Reiner Knizia’s Blue Lagoon Is a Great Addition to Your Board Game Collection

A new Reiner Knizia game is always newsworthy; he’s the most prolific designer in the field, and several of his games stand as all-time classics, including the intense strategy games Tigris & Euphrates and Samurai, as well as the lighter two-player games Battle Line and Lost Cities. He’s still churning out new titles, but hasn’t had as many hits recently, aside from the 2017 Spiel des Jahres nominee The Quest for El Dorado. His newest release, Blue Lagoon, looks to me like his best game in quite some time, a new spin on another of his greatest hits, Through the Desert, that plays a little faster and trades off some of that game’s conflicts for resource collection and a requirement that you balance multiple paths to scoring.
Blue Lagoon has two rounds, played similarly but where some of your moves in the first round have a critical effect on the second.

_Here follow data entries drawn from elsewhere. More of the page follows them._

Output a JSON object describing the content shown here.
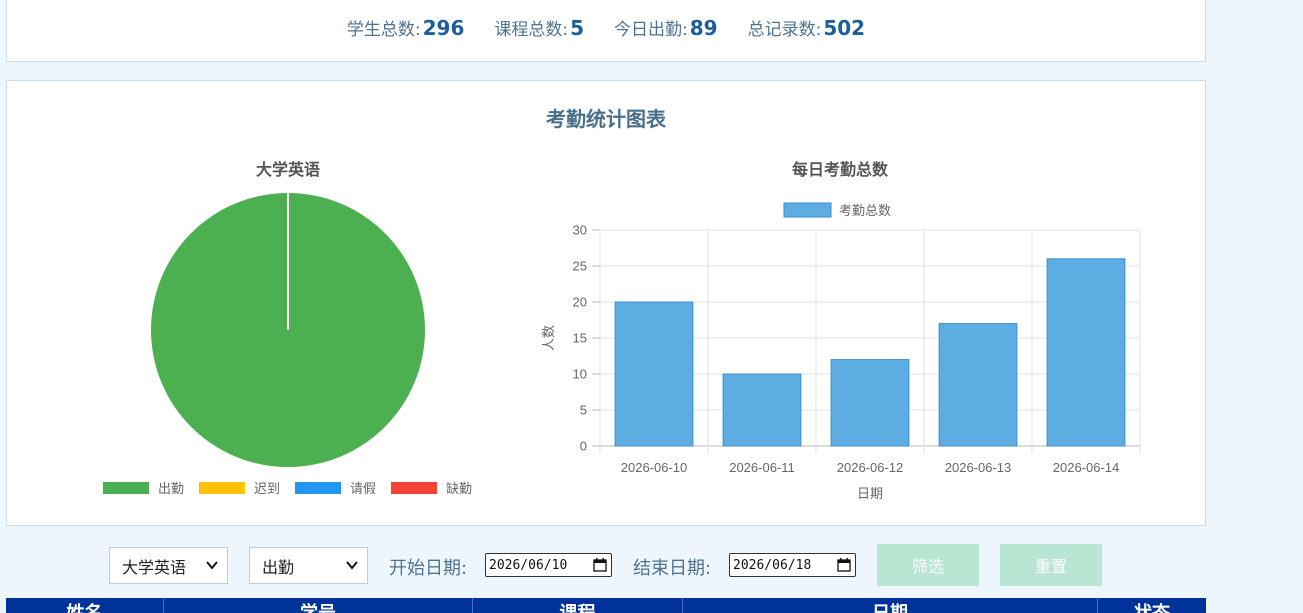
{
  "stats": [
    {
      "label": "学生总数:",
      "value": "296"
    },
    {
      "label": "课程总数:",
      "value": "5"
    },
    {
      "label": "今日出勤:",
      "value": "89"
    },
    {
      "label": "总记录数:",
      "value": "502"
    }
  ],
  "panel_title": "考勤统计图表",
  "chart_data": [
    {
      "type": "pie",
      "title": "大学英语",
      "categories": [
        "出勤",
        "迟到",
        "请假",
        "缺勤"
      ],
      "values": [
        100,
        0,
        0,
        0
      ],
      "colors": [
        "#4caf50",
        "#ffc107",
        "#2196f3",
        "#f44336"
      ],
      "legend_position": "bottom"
    },
    {
      "type": "bar",
      "title": "每日考勤总数",
      "categories": [
        "2026-06-10",
        "2026-06-11",
        "2026-06-12",
        "2026-06-13",
        "2026-06-14"
      ],
      "series": [
        {
          "name": "考勤总数",
          "values": [
            20,
            10,
            12,
            17,
            26
          ],
          "color": "#5dade2"
        }
      ],
      "xlabel": "日期",
      "ylabel": "人数",
      "ylim": [
        0,
        30
      ],
      "yticks": [
        0,
        5,
        10,
        15,
        20,
        25,
        30
      ],
      "grid": true,
      "legend_position": "top"
    }
  ],
  "filters": {
    "course": "大学英语",
    "status": "出勤",
    "start_label": "开始日期:",
    "start_value": "2026/06/10",
    "end_label": "结束日期:",
    "end_value": "2026/06/18",
    "filter_button": "筛选",
    "reset_button": "重置"
  },
  "table": {
    "headers": [
      "姓名",
      "学号",
      "课程",
      "日期",
      "状态"
    ]
  },
  "icons": {
    "dropdown": "chevron-down-icon",
    "date_picker": "calendar-icon"
  }
}
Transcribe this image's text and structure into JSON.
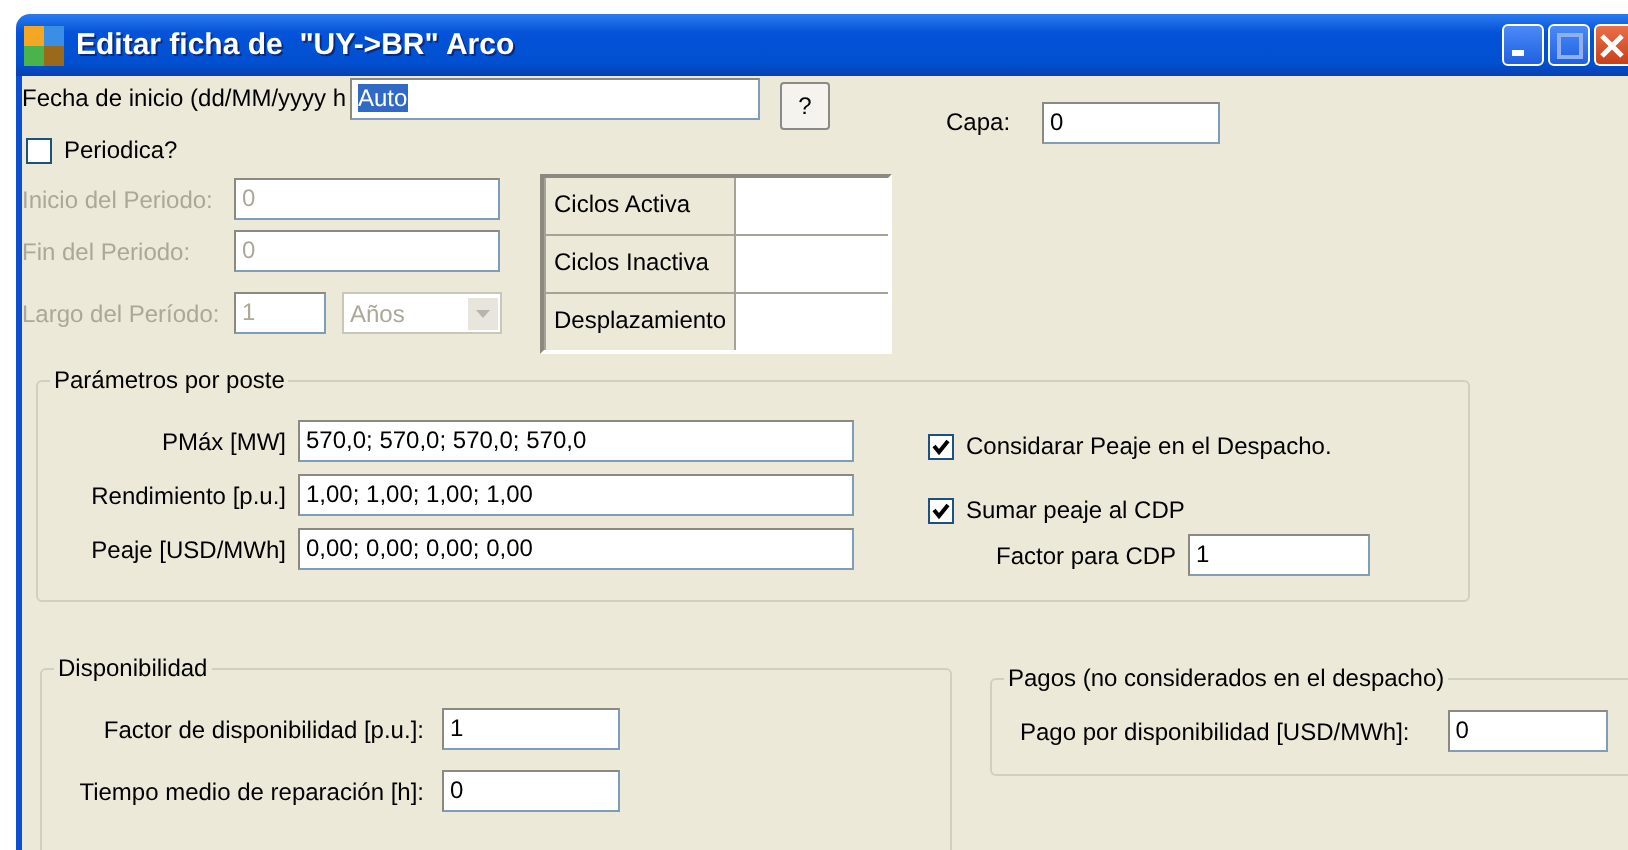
{
  "window": {
    "title": "Editar ficha de  \"UY->BR\" Arco"
  },
  "start_date": {
    "label": "Fecha de inicio (dd/MM/yyyy h",
    "value": "Auto",
    "text_selected": true,
    "help_button": "?"
  },
  "layer": {
    "label": "Capa:",
    "value": "0"
  },
  "periodic": {
    "label": "Periodica?",
    "checked": false
  },
  "period_fields": [
    {
      "label": "Inicio del Periodo:",
      "value": "0",
      "disabled": true
    },
    {
      "label": "Fin del Periodo:",
      "value": "0",
      "disabled": true
    }
  ],
  "period_length": {
    "label": "Largo del Período:",
    "value": "1",
    "unit": "Años",
    "disabled": true
  },
  "cycles_table": {
    "rows": [
      {
        "label": "Ciclos Activa"
      },
      {
        "label": "Ciclos Inactiva"
      },
      {
        "label": "Desplazamiento"
      }
    ]
  },
  "parameters": {
    "title": "Parámetros por poste",
    "fields": [
      {
        "label": "PMáx [MW]",
        "value": "570,0; 570,0; 570,0; 570,0"
      },
      {
        "label": "Rendimiento [p.u.]",
        "value": "1,00; 1,00; 1,00; 1,00"
      },
      {
        "label": "Peaje [USD/MWh]",
        "value": "0,00; 0,00; 0,00; 0,00"
      }
    ],
    "checkboxes": [
      {
        "label": "Considarar Peaje en el Despacho.",
        "checked": true
      },
      {
        "label": "Sumar peaje al CDP",
        "checked": true
      }
    ],
    "cdp_factor": {
      "label": "Factor para CDP",
      "value": "1"
    }
  },
  "availability": {
    "title": "Disponibilidad",
    "fields": [
      {
        "label": "Factor de disponibilidad [p.u.]:",
        "value": "1"
      },
      {
        "label": "Tiempo medio de reparación [h]:",
        "value": "0"
      }
    ]
  },
  "payments": {
    "title": "Pagos (no considerados en el despacho)",
    "fields": [
      {
        "label": "Pago por disponibilidad [USD/MWh]:",
        "value": "0"
      }
    ]
  }
}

The board is covered with hexagonal spaces that include eight islands and narrow (one hex) waterways between them. There are also five types of resources scattered across the islands, four of which score in sets, with the fifth (statues) scoring just based on the number you collect. Each player starts with a set of settler tokens and five village tokens, and on a turn, may place a new settler on any water hex, or may place a settler or village on land next to any one of that player’s tokens already on the board. If you place a token on a space with a resource, you get the resource for that round. Play continues until all resources are gathered or all tokens placed, at which point there’s a full scoring. Players score if they managed to get at least one token on seven or eight of the islands; for the number of islands in their longest consecutive chain of tokens; for having the most tokens on each island (six, eight or ten points); and for the resources—complete sets of four, for having two or more of any regular resource type, and for statues. It’s a little point salad-y, which isn’t great, but the different ways you score end up strongly influencing placement decisions throughout the game, and encourage you to think about making certain moves to block off opponents near the end of each round.